BACKGROUND OF THE INVENTION 1. Field of the Invention The present invention relates to a molding terminal connecting method for extruding a molding on a peripheral portion of a panel such as a window glass of an automobile.

[0002]

2. Description of the Related Art For example, a windshield made of a synthetic resin or rubber has a fixed cross section around the periphery of the windshield for the purpose of fixing the windshield of an automobile airtightly to a vehicle body and improving the appearance. It is mounted in a frame shape. Since this molding usually has a constant cross section, it is convenient to form the molding by extrusion. Conventionally, therefore, it has been common practice to first apply an adhesive to the peripheral portion of the front window glass, attach a molding formed in a straight line by extrusion to the front window glass, and bond and fix it. However, at the corners of the front window glass, since the molding is bent at a substantially right angle, there is a problem that the molding is wrinkled or lifted and the appearance is impaired. There is also a problem that the number of steps of the work of mounting while bending is large.

[0003] In order to avoid such a problem,
For example, Japanese Patent Application Laid-Open No. 63-15726 discloses a method in which a panel is disposed in a pair of molds and a frame is integrally formed on a peripheral portion by injection molding. However, if the material of the panel is glass or the like, the panel may be damaged by the pressure generated by clamping the pair of dies. Japanese Patent Application Laid-Open No. Hei 4-261822 discloses that a molding space corresponding to the cross-sectional shape of a frame (mall) is formed by inserting a part of a peripheral portion of a panel into a die of an extrusion die and inserting the die into the die. A method is disclosed in which a molding is formed by relatively moving a die along a peripheral edge while extruding a molding material.

According to the method disclosed in Japanese Patent Application Laid-Open No. Hei 4-261822, the work of mounting the molding along the peripheral edge of the panel becomes unnecessary, and the number of steps is reduced. The appearance is improved without wrinkles or lifting of the body. In addition, it is possible to solve the problem of panel damage due to mold clamping. By the way, in the case of extrusion molding, continuous extrusion molding pressure is obtained by continuous supply of molding material. Therefore, there is no problem during the molding, but the molding material is too small or too large at the start of molding and at the end of molding, and it is difficult to mold into a predetermined cross section. In particular, in the method disclosed in the above-mentioned Japanese Patent Application Laid-Open No. 4-261822, a molding space is formed between the base and the panel. Therefore, the initial stage of molding after inserting the panel into the base and the base from the panel are removed. In the latter half of the molding, there is a problem that the cross-sectional shape of the molded body becomes indefinite.
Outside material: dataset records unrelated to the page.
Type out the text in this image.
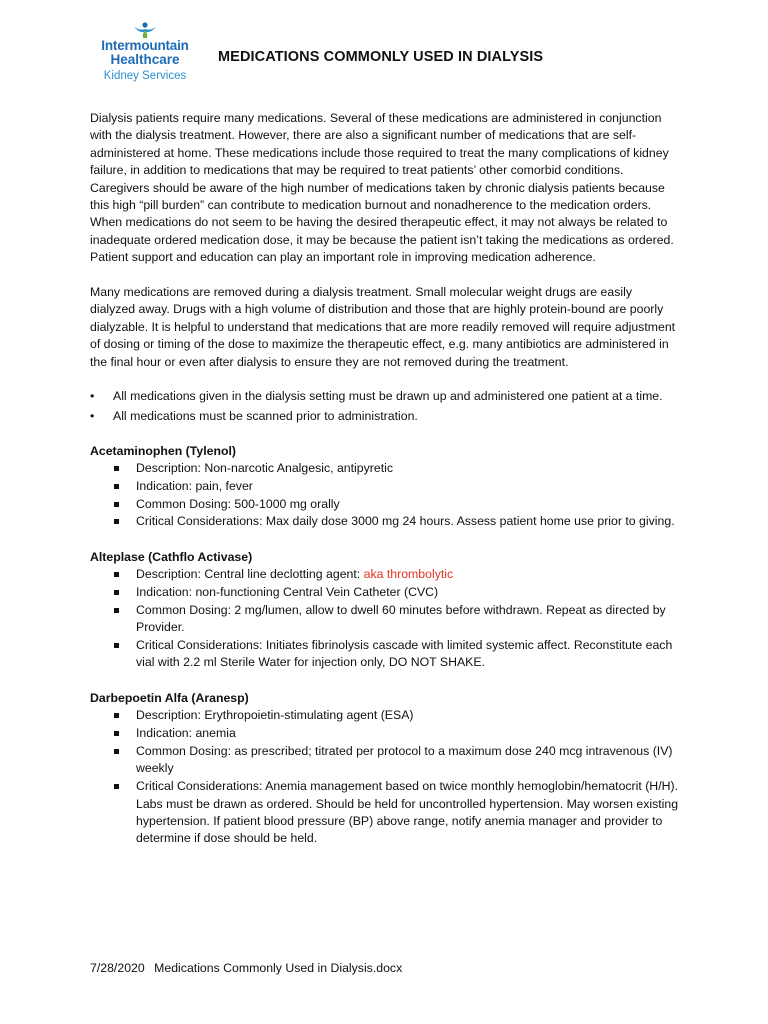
Intermountain
Healthcare
Kidney Services
MEDICATIONS COMMONLY USED IN DIALYSIS

Dialysis patients require many medications. Several of these medications are administered in conjunction with the dialysis treatment. However, there are also a significant number of medications that are self-administered at home. These medications include those required to treat the many complications of kidney failure, in addition to medications that may be required to treat patients’ other comorbid conditions. Caregivers should be aware of the high number of medications taken by chronic dialysis patients because this high “pill burden” can contribute to medication burnout and nonadherence to the medication orders. When medications do not seem to be having the desired therapeutic effect, it may not always be related to inadequate ordered medication dose, it may be because the patient isn’t taking the medications as ordered. Patient support and education can play an important role in improving medication adherence.

Many medications are removed during a dialysis treatment. Small molecular weight drugs are easily dialyzed away. Drugs with a high volume of distribution and those that are highly protein-bound are poorly dialyzable. It is helpful to understand that medications that are more readily removed will require adjustment of dosing or timing of the dose to maximize the therapeutic effect, e.g. many antibiotics are administered in the final hour or even after dialysis to ensure they are not removed during the treatment.

• All medications given in the dialysis setting must be drawn up and administered one patient at a time.
• All medications must be scanned prior to administration.
Acetaminophen (Tylenol)
Description: Non-narcotic Analgesic, antipyretic
Indication: pain, fever
Common Dosing: 500-1000 mg orally
Critical Considerations: Max daily dose 3000 mg 24 hours. Assess patient home use prior to giving.
Alteplase (Cathflo Activase)
Description: Central line declotting agent: aka thrombolytic
Indication: non-functioning Central Vein Catheter (CVC)
Common Dosing: 2 mg/lumen, allow to dwell 60 minutes before withdrawn. Repeat as directed by Provider.
Critical Considerations: Initiates fibrinolysis cascade with limited systemic affect. Reconstitute each vial with 2.2 ml Sterile Water for injection only, DO NOT SHAKE.
Darbepoetin Alfa (Aranesp)
Description: Erythropoietin-stimulating agent (ESA)
Indication: anemia
Common Dosing: as prescribed; titrated per protocol to a maximum dose 240 mcg intravenous (IV) weekly
Critical Considerations: Anemia management based on twice monthly hemoglobin/hematocrit (H/H). Labs must be drawn as ordered. Should be held for uncontrolled hypertension. May worsen existing hypertension. If patient blood pressure (BP) above range, notify anemia manager and provider to determine if dose should be held.
7/28/2020 Medications Commonly Used in Dialysis.docx
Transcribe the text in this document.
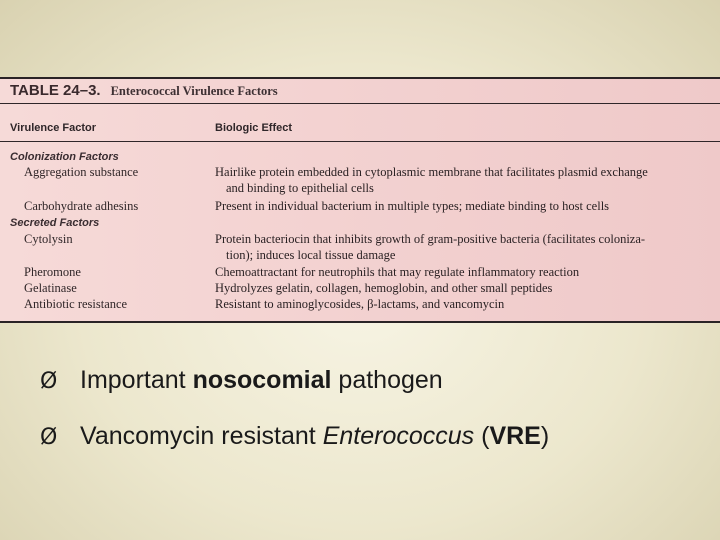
TABLE 24–3. Enterococcal Virulence Factors
Virulence Factor	Biologic Effect
Colonization Factors
Aggregation substance	Hairlike protein embedded in cytoplasmic membrane that facilitates plasmid exchange
and binding to epithelial cells
Carbohydrate adhesins	Present in individual bacterium in multiple types; mediate binding to host cells
Secreted Factors
Cytolysin	Protein bacteriocin that inhibits growth of gram-positive bacteria (facilitates coloniza-
tion); induces local tissue damage
Pheromone	Chemoattractant for neutrophils that may regulate inflammatory reaction
Gelatinase	Hydrolyzes gelatin, collagen, hemoglobin, and other small peptides
Antibiotic resistance	Resistant to aminoglycosides, β-lactams, and vancomycin
Ø Important nosocomial pathogen
Ø Vancomycin resistant Enterococcus (VRE)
[0005] Therefore, in the method disclosed in the above publication, both ends of the molded molding are cut off after extrusion molding, and a separately formed piece is adhered to a gap formed thereby, or the gap is molded. It was necessary to connect both terminals by placing them inside and performing injection molding to complete a molding that goes around the panel.

[0006]

However, in the method of retrofitting another piece, a gap is formed between the end face of the formed extruded molding and the end face of the another piece bonded, and a defect in the sealing function and appearance is caused. appear. In addition, in the injection molding method, although there is no gap between the extrusion molding 100 and the injection molding 101, an extra resin is required for the runner portion 102 and the gate portion 103 as shown in FIG.
A step of cutting off that part after molding is required. In addition, since a slide core or the like must be used for an inevitable undercut from the molding shape, the mold structure becomes complicated, the mold clamping pressure is high, the glass 200 is broken, and burrs occur due to high injection pressure. There is also a defect.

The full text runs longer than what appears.